Belém é uma cidade a muitos anos marginalizada pela lógica sul/sudeste do país, a mesma lógica que faz com que shows internacionais tenham uma rota: Rio de Janeiro, São Paulo e Curitiba, somente. Mesma lógica muito conhecida pelos nortistas do “frete grátis para todo Brasil, menos região norte”. Em que se ouve analistas da própria imprensa comentarem coisas como “Belém é uma cidade muito longe”, que ganha contornos de diminuição da região norte como um todo. Justamente no epicentro das discussões sobre meio ambiente, a própria Amazônia.

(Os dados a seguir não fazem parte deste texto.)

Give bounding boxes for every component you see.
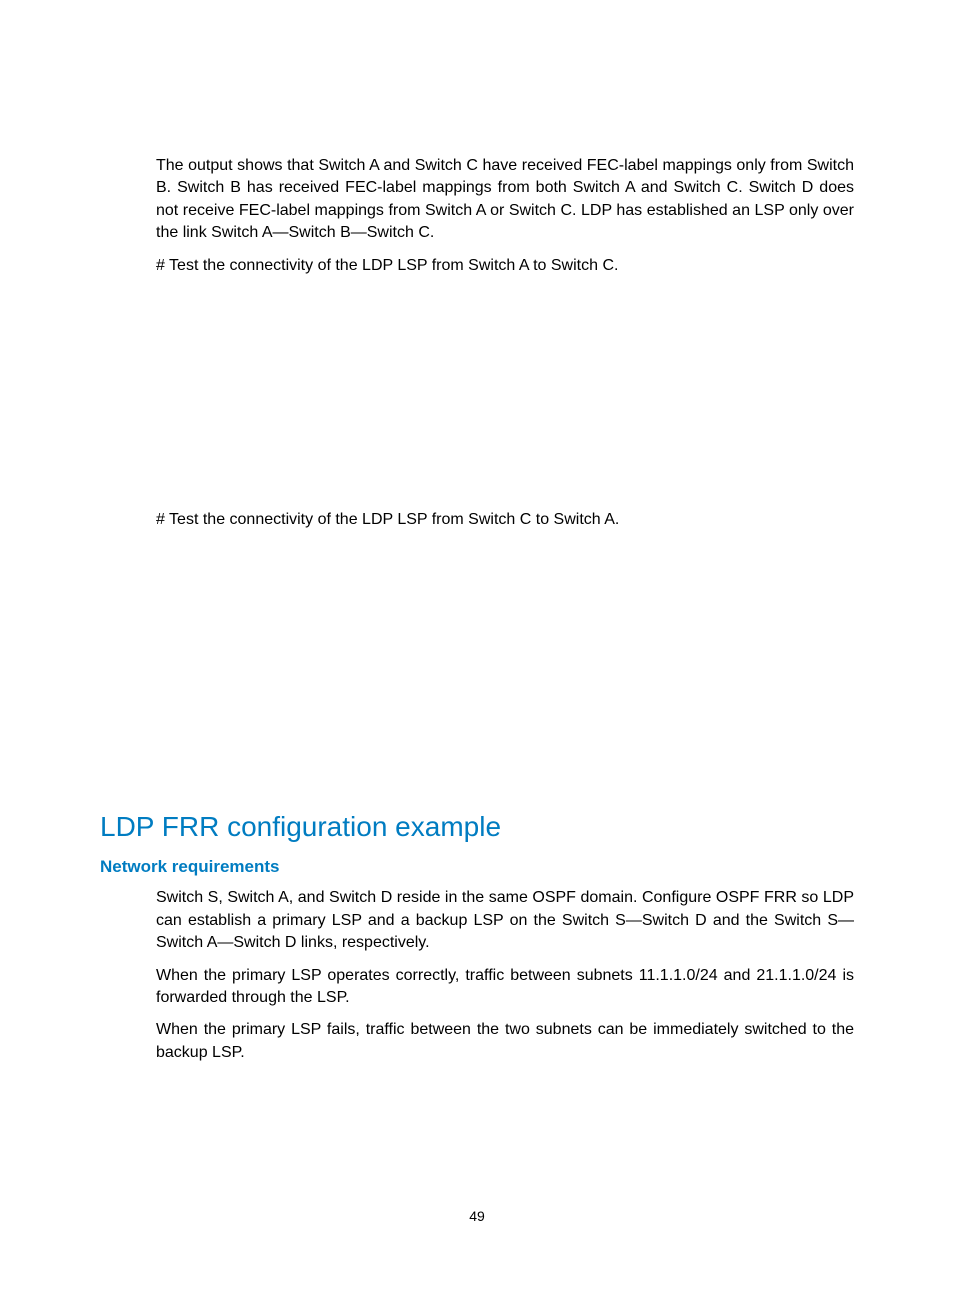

É inusitado o posicionamento de que se retire a COP de Belém, que é historicamente a porta de entrada da região amazônica no Brasil, para que não se exclua outras delegações no processo. Claro, não seria de bom tom excluir países, sejam quais forem, ainda mais como as nações do sul global, justamente os que são mais afetados pela crise climática mundial. Mas, como poderia se fazer um mega evento sobre ecologia, em que grande parte das discussões são sobre Amazônia, excluindo a possibilidade de se estar na própria Amazônia? Não seria de toda maneira uma atitude dissimulada debater sobre os problemas da região amazônica sem querer estar perto, sentir, vivenciar as belezas, possibilidades e eventualmente os problemas que a região pode oferecer?
Como em todo evento de grande porte há sim problemas a serem resolvidos, no entanto, há toda uma logística que será adaptada ao evento, como o fechamento de escolas, incentivo a férias coletivas e trabalho em home office, das empresas, tudo para que haja a menor circulação de trânsito possível nos dias de evento, há também uma infraestrutura a ser montada. Até mesmo muitas críticas podem ser feitas a forma como estão sendo realizadas obras, com impactos ambientais, em meio a um debate sobre sustentabilidade, ou ao atraso de obras de saneamento e estruturação da cidade a menos de 100 dias da conferência. Mas, retirar a COP da região é virar as costas para o aprofundamento do debate de forma empírica, vivida durante somente 11 dias de contato direto com a realidade paraense.
Até o momento a COP30 continuará sendo realizada do dia 11 a 22 de novembro em Belém do Pará, sem plano B, como disse o presidente do evento.